2026年10月から、受付帳で見られる情報の一部が非開示になります。

具体的には

  • 登記の目的(相続なのか売買なのか)
  • 不動産の所在

このあたりが見えなくなります。

つまりどうなるかというと、

  • 「この人が相続した!」
  • 「この場所の不動産だ!」

という営業のヒントが消えるんです。

例えるなら、さっきの掲示板が「誰かが何かしました」くらいの情報量になる感じ。

これじゃあ、さすがにDMは送りにくいですよね。

なので、今までのような、相続した瞬間に一斉DMみたいな動きは、ほぼ無くなると考えられます。

じゃあ完全にDMは来なくなるの?

ここで一つ、現実的な話もしておきます。

「じゃあもう一切来ないのか?」というと、答えはNOです。

なぜかというと、別ルートがあるから。

例えば、

  • 空き家を現地で見つける
  • その地番や家屋番号を調べる
  • 登記事項を取得する

こういう流れで、個別にアプローチすることは引き続き可能です。

なので、ゼロになるというよりは「バラ撒く営業」は減って、ピンポイント営業は残る。

そんなイメージですね。

怖いDMが来たとき、どう考えればいいか

ここまで仕組みを知ると、ちょっと見え方が変わりませんか?

「なんか怪しい…怖い…」

「なるほど、そういう仕組みね」

この変化、けっこう大事です。

もちろん、中には強引な営業をする業者もありますが、全部が怪しいわけではありません。

とはいえ、いきなり来たDMで即決する必要はゼロです。

むしろ大事なのは「ちゃんと比較して、信頼できる業者(人)に売却相談すること」。

これに尽きます。

まとめ:もし今、不安なら

今回のオーナーさんも、最初はかなり不安そうでした。

でも仕組みを説明したら「あ、そういうことだったんですね」と一気に安心されていました。

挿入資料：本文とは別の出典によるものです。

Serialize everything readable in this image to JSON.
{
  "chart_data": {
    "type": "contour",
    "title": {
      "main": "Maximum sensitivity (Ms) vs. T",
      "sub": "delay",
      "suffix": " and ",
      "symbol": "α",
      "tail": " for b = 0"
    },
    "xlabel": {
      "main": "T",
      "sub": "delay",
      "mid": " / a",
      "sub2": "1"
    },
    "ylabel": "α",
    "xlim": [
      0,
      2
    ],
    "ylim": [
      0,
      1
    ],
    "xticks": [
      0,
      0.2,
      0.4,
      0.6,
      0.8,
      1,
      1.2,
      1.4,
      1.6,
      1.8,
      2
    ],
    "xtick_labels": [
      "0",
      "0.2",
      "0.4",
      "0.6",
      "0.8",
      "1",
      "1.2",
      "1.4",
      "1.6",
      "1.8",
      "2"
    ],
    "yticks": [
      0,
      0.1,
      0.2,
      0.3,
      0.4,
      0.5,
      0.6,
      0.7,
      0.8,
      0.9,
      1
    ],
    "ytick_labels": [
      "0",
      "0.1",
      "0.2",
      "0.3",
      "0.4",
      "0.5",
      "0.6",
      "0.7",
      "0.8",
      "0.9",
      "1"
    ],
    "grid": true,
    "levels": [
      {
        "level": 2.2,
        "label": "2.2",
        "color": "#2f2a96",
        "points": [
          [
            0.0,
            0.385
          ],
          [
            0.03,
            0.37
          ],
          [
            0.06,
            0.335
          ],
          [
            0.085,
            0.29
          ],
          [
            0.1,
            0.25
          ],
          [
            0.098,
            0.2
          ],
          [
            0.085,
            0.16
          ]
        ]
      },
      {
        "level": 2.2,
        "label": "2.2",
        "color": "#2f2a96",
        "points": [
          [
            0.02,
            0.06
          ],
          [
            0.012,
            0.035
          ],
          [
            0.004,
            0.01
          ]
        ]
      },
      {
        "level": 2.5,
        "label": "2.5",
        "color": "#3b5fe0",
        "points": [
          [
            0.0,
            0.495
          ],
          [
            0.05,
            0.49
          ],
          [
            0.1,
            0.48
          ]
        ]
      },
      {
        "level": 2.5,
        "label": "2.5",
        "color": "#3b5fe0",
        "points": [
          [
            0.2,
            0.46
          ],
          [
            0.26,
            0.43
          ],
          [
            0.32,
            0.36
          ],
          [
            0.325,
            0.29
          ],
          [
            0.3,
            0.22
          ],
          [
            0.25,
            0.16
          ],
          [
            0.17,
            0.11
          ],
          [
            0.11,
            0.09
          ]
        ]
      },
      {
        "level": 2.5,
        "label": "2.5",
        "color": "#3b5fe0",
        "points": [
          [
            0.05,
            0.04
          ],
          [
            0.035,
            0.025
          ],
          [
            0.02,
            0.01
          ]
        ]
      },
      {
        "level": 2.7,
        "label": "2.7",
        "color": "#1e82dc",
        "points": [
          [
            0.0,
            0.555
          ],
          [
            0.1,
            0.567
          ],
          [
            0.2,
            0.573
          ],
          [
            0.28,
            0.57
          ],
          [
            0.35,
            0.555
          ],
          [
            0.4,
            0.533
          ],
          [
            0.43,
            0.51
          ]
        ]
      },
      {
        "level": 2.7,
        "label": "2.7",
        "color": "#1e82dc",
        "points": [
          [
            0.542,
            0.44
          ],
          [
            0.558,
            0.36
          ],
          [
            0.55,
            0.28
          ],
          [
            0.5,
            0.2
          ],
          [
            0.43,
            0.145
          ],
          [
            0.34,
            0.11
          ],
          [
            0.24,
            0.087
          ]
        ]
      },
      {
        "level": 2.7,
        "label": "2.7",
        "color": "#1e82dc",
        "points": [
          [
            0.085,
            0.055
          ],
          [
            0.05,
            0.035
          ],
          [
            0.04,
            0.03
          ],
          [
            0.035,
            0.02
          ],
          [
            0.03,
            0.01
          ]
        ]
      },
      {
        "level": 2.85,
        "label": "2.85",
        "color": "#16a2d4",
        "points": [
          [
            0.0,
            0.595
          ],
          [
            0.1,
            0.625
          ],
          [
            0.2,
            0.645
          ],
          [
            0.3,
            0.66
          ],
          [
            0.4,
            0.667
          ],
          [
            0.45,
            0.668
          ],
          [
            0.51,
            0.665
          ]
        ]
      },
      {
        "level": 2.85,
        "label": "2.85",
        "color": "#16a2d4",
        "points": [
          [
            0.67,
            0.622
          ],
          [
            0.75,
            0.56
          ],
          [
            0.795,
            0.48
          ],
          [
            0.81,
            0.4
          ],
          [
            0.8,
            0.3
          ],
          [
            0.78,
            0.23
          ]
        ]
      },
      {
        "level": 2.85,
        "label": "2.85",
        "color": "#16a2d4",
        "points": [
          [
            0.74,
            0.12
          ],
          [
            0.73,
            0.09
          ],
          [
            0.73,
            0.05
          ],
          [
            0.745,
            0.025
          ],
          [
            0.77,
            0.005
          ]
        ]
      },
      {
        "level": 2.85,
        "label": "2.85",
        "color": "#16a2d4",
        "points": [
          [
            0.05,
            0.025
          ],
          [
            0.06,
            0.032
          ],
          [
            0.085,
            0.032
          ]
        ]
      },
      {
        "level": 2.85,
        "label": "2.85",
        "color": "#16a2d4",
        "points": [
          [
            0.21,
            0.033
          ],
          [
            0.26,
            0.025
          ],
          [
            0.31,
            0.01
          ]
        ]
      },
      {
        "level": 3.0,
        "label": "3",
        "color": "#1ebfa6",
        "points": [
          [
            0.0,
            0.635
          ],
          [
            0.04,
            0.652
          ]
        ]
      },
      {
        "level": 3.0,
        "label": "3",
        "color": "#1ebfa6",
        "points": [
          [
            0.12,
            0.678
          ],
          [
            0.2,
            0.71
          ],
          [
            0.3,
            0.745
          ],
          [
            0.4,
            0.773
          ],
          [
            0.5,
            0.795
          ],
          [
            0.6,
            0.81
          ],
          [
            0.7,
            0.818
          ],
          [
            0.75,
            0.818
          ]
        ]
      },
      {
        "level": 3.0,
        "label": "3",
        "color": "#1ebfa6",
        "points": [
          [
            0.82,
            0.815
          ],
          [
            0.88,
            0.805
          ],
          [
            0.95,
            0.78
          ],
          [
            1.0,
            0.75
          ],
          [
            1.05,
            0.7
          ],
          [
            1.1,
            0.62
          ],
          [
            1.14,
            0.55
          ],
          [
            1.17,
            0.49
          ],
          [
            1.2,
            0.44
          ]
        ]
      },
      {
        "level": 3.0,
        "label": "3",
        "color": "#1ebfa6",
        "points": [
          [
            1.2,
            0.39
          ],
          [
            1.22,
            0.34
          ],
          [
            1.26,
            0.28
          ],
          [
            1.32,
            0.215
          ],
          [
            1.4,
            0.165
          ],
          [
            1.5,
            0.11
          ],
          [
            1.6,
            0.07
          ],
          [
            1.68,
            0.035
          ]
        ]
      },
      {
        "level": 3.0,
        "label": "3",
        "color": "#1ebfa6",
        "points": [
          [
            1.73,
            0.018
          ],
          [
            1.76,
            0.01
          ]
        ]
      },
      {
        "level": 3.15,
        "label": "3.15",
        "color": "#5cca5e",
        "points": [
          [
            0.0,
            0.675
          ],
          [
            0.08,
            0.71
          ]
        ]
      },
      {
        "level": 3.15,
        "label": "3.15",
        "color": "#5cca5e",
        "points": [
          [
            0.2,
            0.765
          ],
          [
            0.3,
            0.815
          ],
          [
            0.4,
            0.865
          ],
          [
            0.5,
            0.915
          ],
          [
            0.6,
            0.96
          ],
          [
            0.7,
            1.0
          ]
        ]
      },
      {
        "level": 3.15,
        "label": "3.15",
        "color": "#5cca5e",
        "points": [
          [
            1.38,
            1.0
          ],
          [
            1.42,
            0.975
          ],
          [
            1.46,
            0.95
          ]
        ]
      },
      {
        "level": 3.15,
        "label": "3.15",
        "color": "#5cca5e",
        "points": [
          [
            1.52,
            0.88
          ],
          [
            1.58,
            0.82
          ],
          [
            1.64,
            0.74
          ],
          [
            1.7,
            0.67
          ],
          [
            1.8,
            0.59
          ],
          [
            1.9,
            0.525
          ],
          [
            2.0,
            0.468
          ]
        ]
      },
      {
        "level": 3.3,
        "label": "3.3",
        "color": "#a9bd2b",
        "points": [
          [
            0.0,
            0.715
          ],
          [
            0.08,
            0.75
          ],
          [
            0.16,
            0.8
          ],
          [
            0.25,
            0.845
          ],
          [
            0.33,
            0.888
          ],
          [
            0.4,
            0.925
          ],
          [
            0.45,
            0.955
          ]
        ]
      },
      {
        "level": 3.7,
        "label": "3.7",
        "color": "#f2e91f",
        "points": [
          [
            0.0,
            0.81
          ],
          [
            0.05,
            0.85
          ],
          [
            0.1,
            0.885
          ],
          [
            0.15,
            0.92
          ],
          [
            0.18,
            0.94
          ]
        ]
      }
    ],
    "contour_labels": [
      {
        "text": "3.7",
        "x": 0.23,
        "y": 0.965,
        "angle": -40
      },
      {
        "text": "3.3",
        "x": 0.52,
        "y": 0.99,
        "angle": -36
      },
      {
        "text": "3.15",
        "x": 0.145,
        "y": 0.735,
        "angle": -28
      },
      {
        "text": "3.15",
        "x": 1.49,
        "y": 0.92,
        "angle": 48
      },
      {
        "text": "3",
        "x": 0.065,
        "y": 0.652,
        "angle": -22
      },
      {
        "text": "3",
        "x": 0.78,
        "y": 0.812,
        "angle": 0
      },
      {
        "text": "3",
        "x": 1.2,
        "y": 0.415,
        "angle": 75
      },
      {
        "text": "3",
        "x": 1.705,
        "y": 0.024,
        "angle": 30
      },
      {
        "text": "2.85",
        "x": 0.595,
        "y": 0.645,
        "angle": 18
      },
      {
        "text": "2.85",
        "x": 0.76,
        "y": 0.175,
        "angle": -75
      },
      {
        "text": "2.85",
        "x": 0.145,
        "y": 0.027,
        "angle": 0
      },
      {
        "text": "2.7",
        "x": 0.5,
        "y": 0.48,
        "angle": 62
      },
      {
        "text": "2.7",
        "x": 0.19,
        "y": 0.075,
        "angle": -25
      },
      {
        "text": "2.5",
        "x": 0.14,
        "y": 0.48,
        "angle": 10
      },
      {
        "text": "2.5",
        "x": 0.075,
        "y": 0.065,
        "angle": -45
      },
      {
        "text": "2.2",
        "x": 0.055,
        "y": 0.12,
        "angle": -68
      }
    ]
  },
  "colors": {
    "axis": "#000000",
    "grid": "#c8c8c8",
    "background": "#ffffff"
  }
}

その後、きちんと状況を整理して、無理のない形で売却の話を進めることができました。

相続って、ただでさえ手続きが多くて大変なのに、よく分からないDMが来ると、一気にストレスになりますよね。

もし今、同じように

  • 「これどういうこと?」
  • 「売るべき?持つべき?」

と迷っているなら、一人で抱え込まなくて大丈夫です。

ちゃんと背景を理解して、落ち着いて判断すれば、損することはありません。

むしろ、こういうタイミングこそ“良い選択”ができるチャンスです。

不動産のこと、誰に聞けばいいか分からないとき。

そんなときに「ちょっと相談してみようかな」と思ってもらえる存在でいられたら嬉しいです。